Robberies and violence have become more common at local pharmacies across the country. This article takes a look at some past incidents, why these incidents are occurring and how pharmacists and pharmacies can protect their locations from becoming a victim of a robbery and how pharmacies can understand how to protect themselves from what is becoming known as narco-violence.
On a quiet June day in 2011, in a tiny pharmacy in the sleepy suburban town of Medford, New York, a deranged gunman high on prescription drugs executed four innocent victims in cold blood. “In all of my law enforcement experience and in the experience of the police that are involved in this investigation, this is one of the most heinous, brutal crimes we have ever encountered,” Suffolk County Police Commissioner Richard Dormer said at a news conference describing the incident. On July 11, 2011, Michael Todd, the bassist for the progressive rock band Coheed & Cambria walked into a Walgreens pharmacy in Attleboro, MA, handed the pharmacist his cell phone, which had a text message stating he had a bomb, and demanded OxyContin. The pharmacist told him the store does not carry the powerful pain medication and instead handed over six bottles of oxycodone, the active ingredient contained in OxyContin. Todd left the pharmacy, jumped in a cab and headed to the Comcast Center in Mansfield, where he was arrested prior to going on stage. Although the above-referenced cases would have been incomprehensible a few years ago, those who illicitly seek powerful pain drugs from pharmacies are becoming more brazen and the crimes more bizarre.
According to the Drug Enforcement Administration, there has been a significant increase in pharmacy robberies throughout the United States. Suspects typically include both addicts and drug dealers who know the street value of powerful and addictive prescription drugs. In the wake of the killings in Medford, New York, Senator Chuck Schumer said ” the abuse of prescription narcotics is reaching levels not seen since the crack epidemic of the 1980’s and Pharmacy robbery early 1990’s”. The violent crime that takes place every day, typically associated with the illicit manufacture and distribution of drugs like cocaine and heroin, is taking place in pharmacies across the U.S. by those in search of drugs that are ordinarily found in the medicine cabinet.
The local pharmacy employee is as vulnerable to being the victim of a violent crime as the clerk at the local convenience or liquor store. As the risks increase so do the safeguards that pharmacies are taking to protect their stores and employees. This trend has caused some pharmacies to change the way they do business; enhanced security measures are commonplace today. Surveillance cameras, silent alarms, employee panic buttons are now common. These concerns have caused some pharmacy chains as well as independent pharmacies to discontinue fulfilling prescriptions that contain oxycodone. Several have placed signs in their front window stating that they do not carry certain oxycodone products. Like the bank employee who inserts a red dye pack during a robbery, one national pharmacy chain installed a tracking device contained in a bogus OxyContin pack, which resulted in the capture of several robbery suspects.
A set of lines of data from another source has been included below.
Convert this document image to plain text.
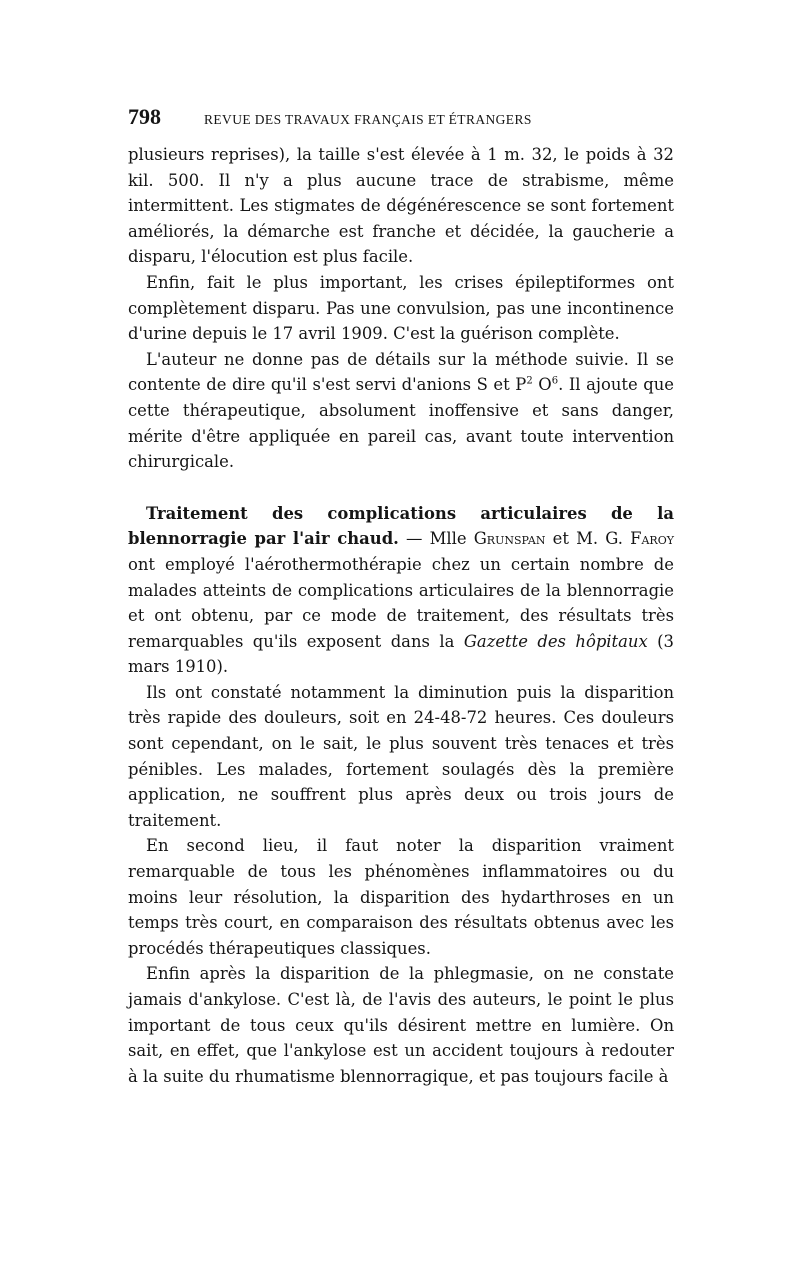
798	REVUE DES TRAVAUX FRANÇAIS ET ÉTRANGERS

plusieurs reprises), la taille s'est élevée à 1 m. 32, le poids à 32 kil. 500. Il n'y a plus aucune trace de strabisme, même intermittent. Les stigmates de dégénérescence se sont fortement améliorés, la démarche est franche et décidée, la gaucherie a disparu, l'élocution est plus facile.

Enfin, fait le plus important, les crises épileptiformes ont complètement disparu. Pas une convulsion, pas une incontinence d'urine depuis le 17 avril 1909. C'est la guérison complète.

L'auteur ne donne pas de détails sur la méthode suivie. Il se contente de dire qu'il s'est servi d'anions S et $P^2$ $O^6$. Il ajoute que cette thérapeutique, absolument inoffensive et sans danger, mérite d'être appliquée en pareil cas, avant toute intervention chirurgicale.

Traitement des complications articulaires de la blennorragie par l'air chaud. — Mlle Grunspan et M. G. Faroy ont employé l'aérothermothérapie chez un certain nombre de malades atteints de complications articulaires de la blennorragie et ont obtenu, par ce mode de traitement, des résultats très remarquables qu'ils exposent dans la Gazette des hôpitaux (3 mars 1910).

Ils ont constaté notamment la diminution puis la disparition très rapide des douleurs, soit en 24-48-72 heures. Ces douleurs sont cependant, on le sait, le plus souvent très tenaces et très pénibles. Les malades, fortement soulagés dès la première application, ne souffrent plus après deux ou trois jours de traitement.

En second lieu, il faut noter la disparition vraiment remarquable de tous les phénomènes inflammatoires ou du moins leur résolution, la disparition des hydarthroses en un temps très court, en comparaison des résultats obtenus avec les procédés thérapeutiques classiques.

Enfin après la disparition de la phlegmasie, on ne constate jamais d'ankylose. C'est là, de l'avis des auteurs, le point le plus important de tous ceux qu'ils désirent mettre en lumière. On sait, en effet, que l'ankylose est un accident toujours à redouter à la suite du rhumatisme blennorragique, et pas toujours facile à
When opiate based pain medications are abused they may provide a high similar to heroin. Many who become addicted to powerful prescription painkillers subsequently begin abusing heroin, which is often cheaper and easier to obtain. The difference between the addiction to a licit drug and an illicit drug becomes a matter of availability and economics. The crimes and social costs that are associated with heroin addiction and prescription drug addiction are the same; the stigma between them has disappeared. Law enforcement and social service agencies are exhausting resources dealing with the subsequent societal by- products. Treatment centers and homeless shelters are filled to capacity with people who became addicts and whose lives ultimately spiraled out of control. Prisons are full of inmates who committed crimes to facilitate their need to get high.
The pharma industry has developed and marketed powerful pain medications that are worth their weight in gold to the millions of Americans who suffer from chronic pain. Unfortunately, these drugs are also worth their weight in gold to those who misuse, abuse and illicitly distribute these controlled substances. The narco-violence that is associated with drugs does not discriminate between powder and a pill, which is why your local pharmacy is becoming as fortified as your local bank.